I had been there nearly forty years earlier, and the trip had confirmed the generally held high opinion of Irish verbal agility, wit, and garrulousness. “Are you American, then?” a butcher had asked me when I was buying a steak from him, in Schull, in the spectacular Southwest. “Yes,” I said. “Then of course I’ll be charging you twice as much,” he said. When I confessed to a little girl on a dirt road that the cows she was herding home made me, a city boy, a little nervous, she waited a bit until they were up the road and then pointed behind me and said, “Look out! The cows are comin’ for yeh.” And when I asked a train conductor on a platform if the train that had just left was the last one that day to somewhere or other, he said, “You’ll get no more.” (The Irish can be a little sharp, sometimes. Read William Trevor’s stories, if you haven’t.) I wanted to hear it again. I wanted to remind myself out of what lexical soil my heroes Yeats, Joyce, Beckett, and Heaney had sprung.

So off I went, with my daughter, Lizi—her spelling, I assure you—twenty-five, who served as my left-hand-driving navigator and conversational memory bank. We landed at Shannon at nine in the morning and picked up our rental car. At the Avis counter, while Lizi was away getting coffee, the reservations person asked me, “Will your…er, daughter is she…be driving?” Lizi is five feet two, blonde, and pretty, unlike me in every way. “I know she doesn’t look like me but yes, she is my daughter,” I said, “but no, she won’t be driving.” Then, jet-lagged, I sort of blurted, “She’s adopted.” The face of the theretofore crabby-looking agent next to my agent lit up, and she said, “We have an adopted child, too—from Russia.
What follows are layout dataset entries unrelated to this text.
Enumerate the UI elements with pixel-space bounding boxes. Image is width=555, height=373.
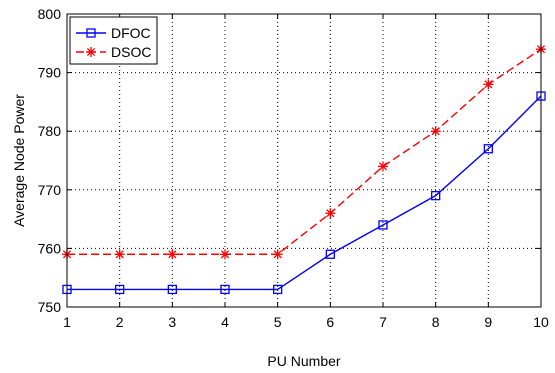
data-point bbox=[272, 249, 283, 260]
series-line bbox=[67, 48, 542, 255]
legend-label: DFOC bbox=[111, 25, 151, 41]
legend: DFOC DSOC bbox=[69, 16, 158, 65]
legend-marker bbox=[86, 28, 96, 38]
x-tick-label: 10 bbox=[533, 314, 549, 330]
data-point bbox=[483, 144, 493, 154]
y-tick-label: 780 bbox=[38, 123, 62, 139]
data-point bbox=[273, 284, 283, 295]
series-dsoc bbox=[62, 44, 546, 260]
data-point bbox=[167, 284, 177, 295]
x-tick-label: 5 bbox=[274, 314, 282, 330]
data-point bbox=[431, 191, 441, 201]
series-layer bbox=[62, 44, 546, 295]
data-point bbox=[220, 284, 230, 295]
x-tick-label: 7 bbox=[379, 314, 387, 330]
data-point bbox=[483, 79, 494, 90]
asterisk-stroke bbox=[86, 47, 96, 57]
x-tick-label: 3 bbox=[168, 314, 176, 330]
asterisk-stroke bbox=[378, 162, 388, 171]
data-point bbox=[115, 284, 125, 295]
y-axis-label: Average Node Power bbox=[11, 94, 27, 227]
x-tick-label: 1 bbox=[63, 314, 71, 330]
data-point bbox=[378, 220, 388, 230]
data-point bbox=[167, 249, 178, 260]
x-tick-label: 9 bbox=[484, 314, 492, 330]
series-line bbox=[67, 95, 542, 291]
asterisk-stroke bbox=[484, 80, 493, 89]
asterisk-stroke bbox=[431, 127, 440, 136]
y-tick-label: 750 bbox=[38, 299, 62, 315]
legend-label: DSOC bbox=[111, 44, 151, 60]
y-tick-label: 790 bbox=[38, 65, 62, 81]
plot-area-frame bbox=[66, 13, 542, 308]
legend-marker bbox=[86, 47, 96, 57]
legend-item-dfoc: DFOC bbox=[76, 25, 151, 41]
asterisk-stroke bbox=[220, 250, 230, 259]
x-tick-label: 6 bbox=[326, 314, 334, 330]
x-tick-label: 2 bbox=[116, 314, 124, 330]
axis-ticks: 1 2 3 4 5 6 7 8 9 10 750 760 770 780 790 800 bbox=[38, 6, 549, 330]
asterisk-stroke bbox=[168, 250, 177, 259]
data-point bbox=[325, 249, 335, 259]
legend-item-dsoc: DSOC bbox=[76, 44, 151, 60]
asterisk-stroke bbox=[115, 250, 124, 259]
x-tick-label: 8 bbox=[432, 314, 440, 330]
x-axis-label: PU Number bbox=[267, 353, 340, 369]
series-dfoc bbox=[62, 91, 546, 295]
data-point bbox=[378, 161, 388, 172]
y-tick-label: 760 bbox=[38, 240, 62, 256]
data-point bbox=[114, 249, 125, 260]
data-point bbox=[220, 249, 230, 260]
y-tick-label: 800 bbox=[38, 6, 62, 22]
legend-box bbox=[69, 16, 158, 65]
x-tick-label: 4 bbox=[221, 314, 229, 330]
data-point bbox=[325, 208, 336, 219]
asterisk-stroke bbox=[326, 209, 335, 218]
y-tick-label: 770 bbox=[38, 182, 62, 198]
asterisk-stroke bbox=[273, 250, 282, 259]
data-point bbox=[430, 126, 441, 137]
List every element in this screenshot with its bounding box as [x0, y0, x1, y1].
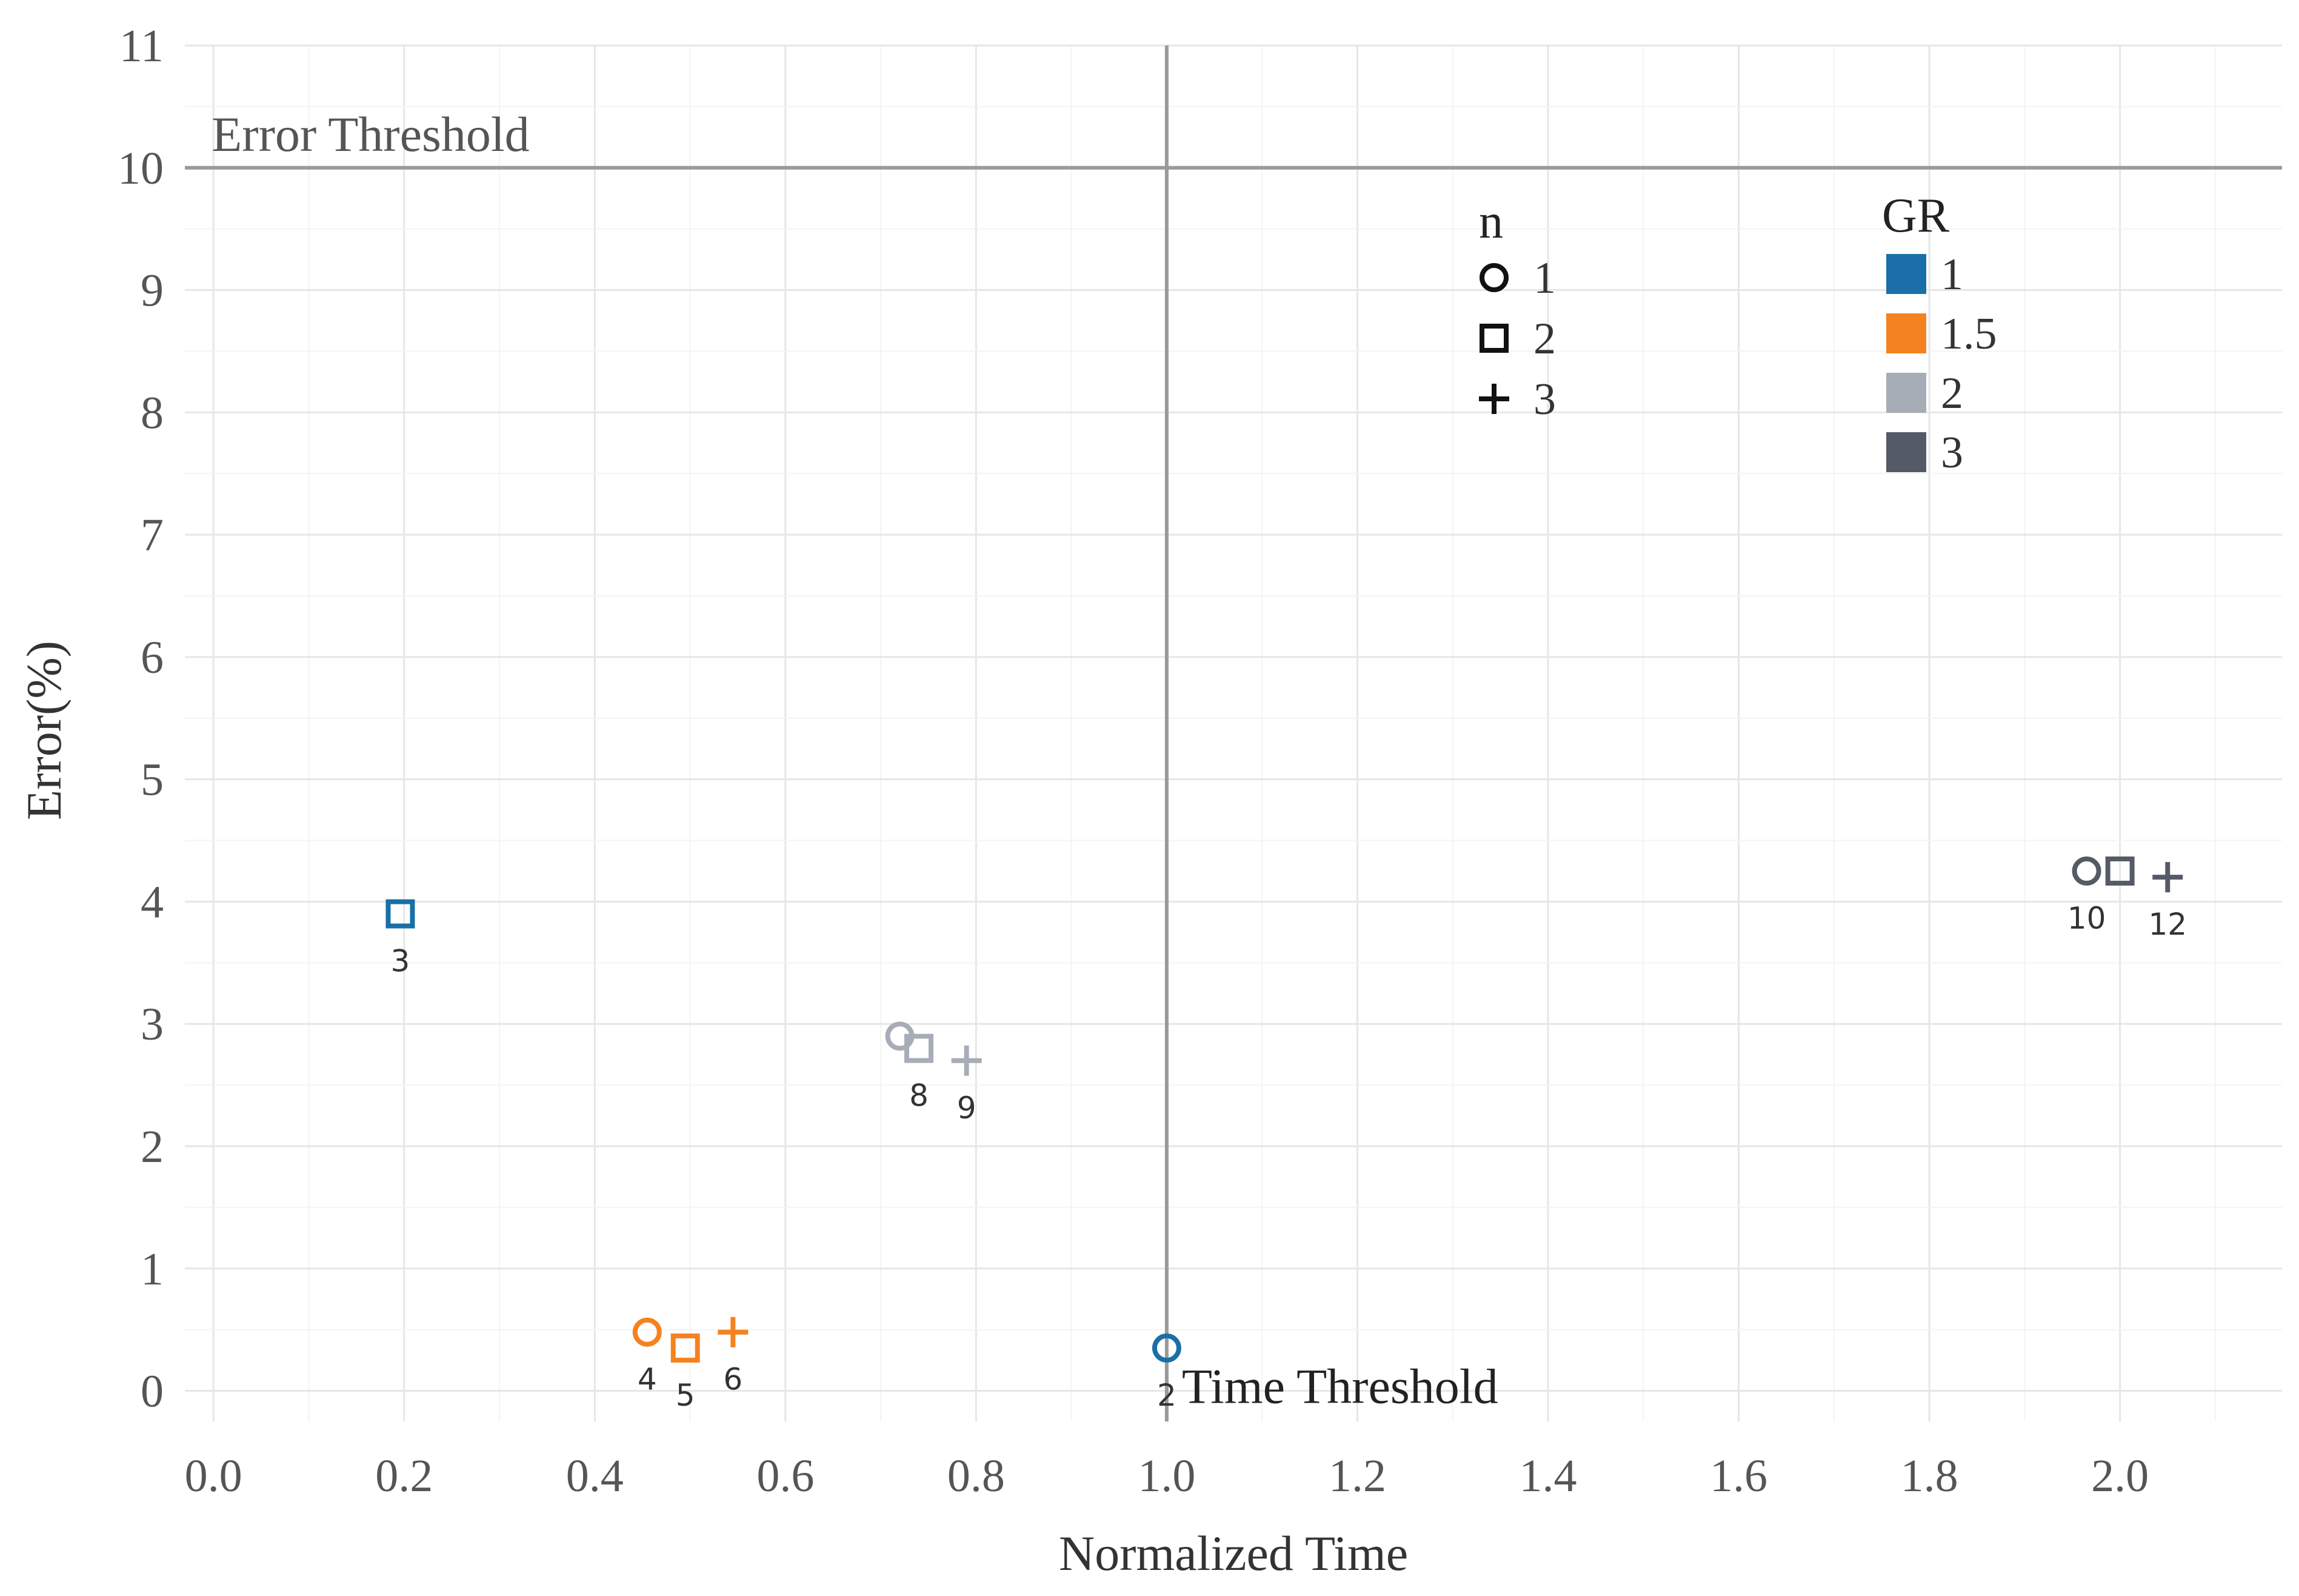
- data-point: [2152, 862, 2183, 893]
- y-tick-label: 11: [119, 21, 164, 72]
- x-tick-label: 0.8: [947, 1451, 1005, 1501]
- y-tick-label: 10: [118, 143, 164, 194]
- error-threshold-label: Error Threshold: [212, 107, 530, 162]
- legend-gr-swatch: [1886, 373, 1926, 413]
- threshold-lines: Error Threshold Time Threshold: [185, 45, 2282, 1421]
- data-point: [2072, 856, 2101, 886]
- x-tick-label: 1.6: [1710, 1451, 1767, 1501]
- legend-n-marker: [1479, 384, 1509, 414]
- x-axis-ticks: 0.0 0.2 0.4 0.6 0.8 1.0 1.2 1.4 1.6 1.8 2.0: [185, 1451, 2149, 1501]
- y-tick-label: 7: [141, 510, 164, 561]
- point-label: 4: [638, 1362, 657, 1397]
- x-tick-label: 1.4: [1520, 1451, 1577, 1501]
- legend-gr-swatch: [1886, 432, 1926, 472]
- y-tick-label: 2: [141, 1121, 164, 1172]
- legend-gr-label: 3: [1941, 428, 1963, 478]
- data-point: [2105, 856, 2135, 886]
- y-tick-label: 8: [141, 387, 164, 438]
- data-point: [385, 899, 415, 929]
- legend-gr-label: 2: [1941, 369, 1963, 418]
- x-tick-label: 1.0: [1138, 1451, 1195, 1501]
- y-tick-label: 9: [141, 265, 164, 316]
- data-point: [632, 1317, 662, 1347]
- y-tick-label: 3: [141, 999, 164, 1050]
- point-label: 10: [2067, 901, 2106, 936]
- legend-n-marker: [1480, 263, 1509, 292]
- legend-gr: GR 1 1.5 2 3: [1882, 189, 1997, 478]
- point-label: 5: [676, 1378, 695, 1413]
- data-point: [904, 1033, 933, 1063]
- y-axis-ticks: 0 1 2 3 4 5 6 7 8 9 10 11: [118, 21, 164, 1417]
- x-tick-label: 0.0: [185, 1451, 242, 1501]
- y-axis-title: Error(%): [16, 641, 72, 820]
- gridlines: [185, 44, 2282, 1421]
- x-axis-title: Normalized Time: [1059, 1526, 1408, 1581]
- legend-gr-label: 1: [1941, 250, 1963, 299]
- legend-n: n1 2 3: [1479, 195, 1556, 424]
- data-points: 2 3 4 5 6 8 9 10 12: [385, 856, 2187, 1413]
- legend-gr-swatch: [1886, 254, 1926, 294]
- x-tick-label: 0.6: [756, 1451, 814, 1501]
- x-tick-label: 1.8: [1901, 1451, 1958, 1501]
- legend-gr-swatch: [1886, 313, 1926, 353]
- legend-n-label: 3: [1533, 375, 1556, 424]
- y-tick-label: 0: [141, 1366, 164, 1417]
- legend-n-title: n: [1479, 195, 1503, 249]
- x-tick-label: 1.2: [1329, 1451, 1386, 1501]
- point-label: 12: [2148, 907, 2187, 942]
- data-point: [951, 1045, 982, 1076]
- point-label: 8: [909, 1078, 929, 1114]
- point-label: 6: [723, 1362, 742, 1397]
- data-point: [718, 1317, 749, 1347]
- x-tick-label: 0.2: [375, 1451, 433, 1501]
- legend-n-label: 2: [1533, 314, 1556, 364]
- y-tick-label: 5: [141, 755, 164, 806]
- point-label: 9: [957, 1090, 976, 1126]
- y-tick-label: 4: [141, 876, 164, 927]
- point-label: 2: [1157, 1378, 1176, 1413]
- point-label: 3: [391, 944, 410, 979]
- legend-n-label: 1: [1533, 253, 1556, 303]
- legend-gr-label: 1.5: [1941, 309, 1997, 359]
- legend-n-marker: [1480, 324, 1509, 353]
- y-tick-label: 6: [141, 632, 164, 683]
- data-point: [670, 1333, 700, 1363]
- time-threshold-label: Time Threshold: [1182, 1359, 1498, 1414]
- y-tick-label: 1: [141, 1244, 164, 1295]
- legend-gr-title: GR: [1882, 189, 1950, 242]
- x-tick-label: 2.0: [2091, 1451, 2149, 1501]
- data-point: [1152, 1333, 1181, 1363]
- x-tick-label: 0.4: [566, 1451, 624, 1501]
He’s ten now, and as sweet as a bun. Aren’t we the lucky ones, then, you and I? They are like Christmas every day, don’t you think?”

We drove off through a correspondingly driving rain to Galway, about forty minutes away, with me drifting left and Lizi quietly correcting me. We checked in at the Nile Lodge Bed and Breakfast, in Salthill, a strip of seaside houses abutting Galway’s City Center. Centre. The Nile Lodge had been open for only a month or so. Lizi had found it online—we did most of our booking online—and it was absolutely wonderful, run by its owner, Maura, whose family house this capacious and elegant white building sitting atop a small hill had once been. It has only four rooms but doesn’t feel the least incarcerational, the way many B. & B.’s do.

At breakfast—and this full Irish breakfast is very full—Maura played, quietly, CDs of the traditional Irish music I like so much. She told us about the cheeses she was serving, including one with “just a touch of smoke,” and another “as creamy as, well, cream,” and then when we told her that we would be driving around Connemara that day, she pressed some of her CDs on us, and was gratifyingly surprised at what I knew about some of the musicians. She kept on revising her listening-recommendation priorities: “You must hear this one—do you know De Danaan? No, for Connemara, maybe this one would be best—it would go smoothly with the landscape. And then there’s this one—this man’s voice is like a burr; you must hear it. But wait—your coffee must be quite chilly by now, anyway—let me get you a new pot. Coffee that isn’t hot is cold.”